The feature importance plot highlights which variables most influence the
Random Forest predictions. Typical important drivers include:

- Contract type (e.g. month-to-month vs. long-term).
- Tenure.
- Monthly and total charges.
- Internet-related services and additional options.

These results align with our EDA and business intuition. They can guide:

- Targeted offers (e.g. discounts for high-risk segments).
- Product changes (e.g. improving problematic services).
- Contract design (e.g. incentives to move away from high-risk contract types).

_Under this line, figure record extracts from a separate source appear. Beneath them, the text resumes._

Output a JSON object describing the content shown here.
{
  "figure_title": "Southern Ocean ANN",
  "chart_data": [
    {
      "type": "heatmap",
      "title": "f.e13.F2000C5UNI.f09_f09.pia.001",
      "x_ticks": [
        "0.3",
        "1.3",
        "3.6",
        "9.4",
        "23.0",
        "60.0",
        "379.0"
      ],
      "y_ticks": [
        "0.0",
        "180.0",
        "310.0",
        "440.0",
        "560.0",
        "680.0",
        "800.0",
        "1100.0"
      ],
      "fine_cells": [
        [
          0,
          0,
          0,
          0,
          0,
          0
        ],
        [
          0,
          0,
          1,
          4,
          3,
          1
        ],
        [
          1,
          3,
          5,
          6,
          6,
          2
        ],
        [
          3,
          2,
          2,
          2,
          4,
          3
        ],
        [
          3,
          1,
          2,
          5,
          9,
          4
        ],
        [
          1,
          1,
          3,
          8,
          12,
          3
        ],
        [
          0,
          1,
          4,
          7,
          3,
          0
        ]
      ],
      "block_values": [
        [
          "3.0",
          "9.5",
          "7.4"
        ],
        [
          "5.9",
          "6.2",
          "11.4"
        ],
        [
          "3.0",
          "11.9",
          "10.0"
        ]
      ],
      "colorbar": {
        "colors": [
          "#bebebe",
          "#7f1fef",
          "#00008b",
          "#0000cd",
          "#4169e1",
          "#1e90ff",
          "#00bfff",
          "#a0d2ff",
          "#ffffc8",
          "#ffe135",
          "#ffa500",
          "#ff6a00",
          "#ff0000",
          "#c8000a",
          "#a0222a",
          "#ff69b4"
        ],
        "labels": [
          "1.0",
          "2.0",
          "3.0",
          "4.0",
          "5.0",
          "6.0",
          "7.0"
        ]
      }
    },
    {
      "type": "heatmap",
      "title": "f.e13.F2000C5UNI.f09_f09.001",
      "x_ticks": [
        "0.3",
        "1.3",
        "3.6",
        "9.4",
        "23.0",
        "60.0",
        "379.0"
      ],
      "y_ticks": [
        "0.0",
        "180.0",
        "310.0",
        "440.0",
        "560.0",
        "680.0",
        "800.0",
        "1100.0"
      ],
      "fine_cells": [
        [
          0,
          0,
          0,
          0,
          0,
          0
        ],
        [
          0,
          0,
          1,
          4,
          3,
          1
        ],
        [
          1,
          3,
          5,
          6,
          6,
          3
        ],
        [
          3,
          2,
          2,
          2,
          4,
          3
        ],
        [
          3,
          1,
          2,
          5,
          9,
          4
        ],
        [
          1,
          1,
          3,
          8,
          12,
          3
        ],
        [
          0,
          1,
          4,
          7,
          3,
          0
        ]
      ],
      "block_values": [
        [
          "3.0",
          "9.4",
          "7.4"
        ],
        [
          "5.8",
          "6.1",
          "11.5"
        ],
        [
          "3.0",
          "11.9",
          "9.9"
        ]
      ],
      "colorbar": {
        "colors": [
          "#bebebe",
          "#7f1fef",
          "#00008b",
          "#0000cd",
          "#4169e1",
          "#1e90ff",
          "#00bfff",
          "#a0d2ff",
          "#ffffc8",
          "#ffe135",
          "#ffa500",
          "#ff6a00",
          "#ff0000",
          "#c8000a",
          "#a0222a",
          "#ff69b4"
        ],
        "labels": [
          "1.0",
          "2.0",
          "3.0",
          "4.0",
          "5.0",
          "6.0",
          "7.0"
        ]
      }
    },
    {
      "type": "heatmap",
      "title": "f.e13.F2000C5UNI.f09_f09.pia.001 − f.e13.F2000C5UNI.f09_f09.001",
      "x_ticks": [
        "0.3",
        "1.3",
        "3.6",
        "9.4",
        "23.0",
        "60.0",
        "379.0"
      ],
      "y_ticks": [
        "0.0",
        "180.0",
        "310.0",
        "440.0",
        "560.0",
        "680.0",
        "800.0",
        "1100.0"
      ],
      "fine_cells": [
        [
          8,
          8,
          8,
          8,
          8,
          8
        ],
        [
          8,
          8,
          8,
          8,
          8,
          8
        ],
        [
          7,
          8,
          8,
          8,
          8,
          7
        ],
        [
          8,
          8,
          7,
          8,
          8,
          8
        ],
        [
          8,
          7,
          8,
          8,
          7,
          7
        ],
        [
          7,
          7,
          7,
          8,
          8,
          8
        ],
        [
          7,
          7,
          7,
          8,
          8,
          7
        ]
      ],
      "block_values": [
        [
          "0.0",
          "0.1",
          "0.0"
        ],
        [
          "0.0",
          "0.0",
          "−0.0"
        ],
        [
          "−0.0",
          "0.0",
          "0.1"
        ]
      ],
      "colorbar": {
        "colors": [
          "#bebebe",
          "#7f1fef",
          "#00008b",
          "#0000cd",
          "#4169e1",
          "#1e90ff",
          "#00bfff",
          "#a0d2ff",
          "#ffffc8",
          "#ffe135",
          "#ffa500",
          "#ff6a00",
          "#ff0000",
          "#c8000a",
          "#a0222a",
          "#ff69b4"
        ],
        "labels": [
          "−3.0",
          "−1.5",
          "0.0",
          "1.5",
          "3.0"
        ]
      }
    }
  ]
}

## 10. Business Insights and Next Steps

### Key findings

From our analysis and models, we learned that:

1. **Churn rate** is non-trivial (around a quarter to a third of customers), so
   retention strategies are important.
2. **Short-tenure, month-to-month customers** are at much higher risk.
3. Customers with **higher monthly charges** also show increased churn, which may
   reflect price sensitivity or perceived value issues.
4. Certain **services and payment methods** correlate with higher churn.

### Possible actions

Based on these findings, the company could consider:

- **Onboarding and early-life programs** for new customers to increase engagement
  and satisfaction.
- **Targeted offers** (discounts, service bundles) for high-risk segments indicated
  by the model.
- **Reviewing pricing and plan structure** for customers with very high monthly
  charges.
- **Monitoring service quality** for configurations with high churn rates.

### Model improvements and future work

To make this churn model production-ready, we could:

- Tune hyperparameters using cross-validation (GridSearchCV/RandomizedSearchCV).
- Try additional algorithms (Gradient Boosting, XGBoost, etc.).
- Use **calibrated probabilities** and choose thresholds based on business costs
  (e.g. cost of contacting a customer vs. cost of losing them).
- Implement regular retraining and monitoring (data drift, performance decay).
- Combine with time-based or survival models to predict **time-to-churn**.

---

**Overall summary**

We built a complete churn prediction workflow:

- Framed the business problem.
- Explored and cleaned the Telco churn dataset.
- Performed EDA to understand patterns of churn.
- Built and compared several models.
- Interpreted model outputs to derive business-oriented insights.

This notebook can serve as a solid template for churn analysis in other
industries (banking, subscriptions, SaaS, etc.) by swapping in the relevant
dataset and adjusting the features accordingly.